It was just a year and a half ago – December 15, 2011 – that President Obama championed a key proposed rule from the the Department of Labor. The rule was going to fix a longstanding problem: companies employing home health care workers do not have to pay them minimum wage or an overtime wage (we’re not making this up). The labor department was finally proposing to change that. Here’s how the President put it in a White House ceremony that day:
As the homecare business has changed over the years, the law hasn’t changed to keep up. So even though workers like Pauline do everything from bathing to cooking, they’re still lumped in the same category as teenage babysitters when it comes to how much they make. That means employers are allowed to pay these workers less than minimum wage with no overtime. That’s right — you can wake up at 5:00 in the morning, care for somebody every minute of the day, take the late bus home at night, and still make less than the minimum wage. And this means that many homecare workers are forced to rely on things like food stamps just to make ends meet.
That’s just wrong. In this country, it’s unexcusable. I can tell you firsthand that these men and women, they work their tails off, and they don’t complain. They deserve to be treated fairly. They deserve to be paid fairly for a service that many older Americans couldn’t live without.
Fast forward to today: the rule President Obama championed has not actually been issued. The labor department sent a draft of its final rule to the White House’s Office of Information and Regulatory Affairs (OIRA) on January 15 of this year for review. And that’s where it stands today. The rule the president himself championed is being held up in his own White House.

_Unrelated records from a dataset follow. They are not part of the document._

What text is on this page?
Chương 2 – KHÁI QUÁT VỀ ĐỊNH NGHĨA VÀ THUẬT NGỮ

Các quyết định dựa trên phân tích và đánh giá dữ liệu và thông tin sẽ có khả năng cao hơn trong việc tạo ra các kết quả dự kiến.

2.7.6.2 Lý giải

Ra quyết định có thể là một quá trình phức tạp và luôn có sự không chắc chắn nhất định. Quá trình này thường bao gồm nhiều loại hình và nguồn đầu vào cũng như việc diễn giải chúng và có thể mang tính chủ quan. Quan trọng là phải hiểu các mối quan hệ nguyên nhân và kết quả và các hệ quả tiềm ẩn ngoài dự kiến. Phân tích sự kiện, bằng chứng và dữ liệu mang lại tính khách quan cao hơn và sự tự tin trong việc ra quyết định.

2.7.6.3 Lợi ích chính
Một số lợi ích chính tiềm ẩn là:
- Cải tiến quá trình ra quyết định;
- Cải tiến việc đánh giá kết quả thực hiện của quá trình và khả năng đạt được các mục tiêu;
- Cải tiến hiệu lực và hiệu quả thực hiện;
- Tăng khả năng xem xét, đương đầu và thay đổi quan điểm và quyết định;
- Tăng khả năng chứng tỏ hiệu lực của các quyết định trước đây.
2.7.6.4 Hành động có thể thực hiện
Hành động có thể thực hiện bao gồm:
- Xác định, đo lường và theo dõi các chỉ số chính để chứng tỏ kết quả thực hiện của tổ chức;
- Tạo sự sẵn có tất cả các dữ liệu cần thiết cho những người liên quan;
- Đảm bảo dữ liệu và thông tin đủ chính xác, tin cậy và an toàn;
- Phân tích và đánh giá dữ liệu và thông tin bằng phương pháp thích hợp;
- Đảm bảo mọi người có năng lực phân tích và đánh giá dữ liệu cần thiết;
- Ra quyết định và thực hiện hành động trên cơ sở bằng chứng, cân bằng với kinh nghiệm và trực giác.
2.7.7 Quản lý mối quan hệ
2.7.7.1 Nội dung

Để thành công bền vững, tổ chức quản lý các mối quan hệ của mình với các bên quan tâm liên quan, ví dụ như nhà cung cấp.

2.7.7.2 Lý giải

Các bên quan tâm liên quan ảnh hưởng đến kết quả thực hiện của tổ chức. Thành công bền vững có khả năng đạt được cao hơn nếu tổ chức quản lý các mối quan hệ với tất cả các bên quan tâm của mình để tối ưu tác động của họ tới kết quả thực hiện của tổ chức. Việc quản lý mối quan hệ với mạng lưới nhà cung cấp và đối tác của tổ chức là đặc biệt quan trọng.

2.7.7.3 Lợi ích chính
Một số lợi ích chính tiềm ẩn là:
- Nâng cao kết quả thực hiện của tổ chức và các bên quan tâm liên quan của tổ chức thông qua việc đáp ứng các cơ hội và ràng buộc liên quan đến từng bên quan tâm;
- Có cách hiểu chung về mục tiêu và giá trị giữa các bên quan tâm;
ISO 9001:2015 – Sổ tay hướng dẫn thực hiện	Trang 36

The home care worker rule is just one of 8 stalled rules chronicled in a new Coalition for Sensible Safeguards (CSS) report, Down the Regulatory Rabbit Hole: How Corporate Influence, Judicial Review and a Lack of Transparency Delay Crucial Rules and Harm the Public. The report shows how a series of public protections drafted by federal agencies are stalled, in several cases beyond specific legal deadlines set by the U.S. Congress. And it shows how the failure to finalize rules harms the American people by compromising the safety of food, automobiles, workplaces and protections for investors.
The report argues that regulated industries have gained undue influence in the rulemaking process, working to slow or stop federal oversight at every step along the way.
The report’s recommendations for the Obama administration are succinct: The administration has the authority and ability to issue six of the eight rules discussed in this report and should do so promptly. Three of those rules have been delayed even beyond legal deadlines set by Congress.
The report also recommends changes Congress can make to help ensure that other public protections are less easily stalled, weakened or blocked, and that the rules would be more effective once implemented.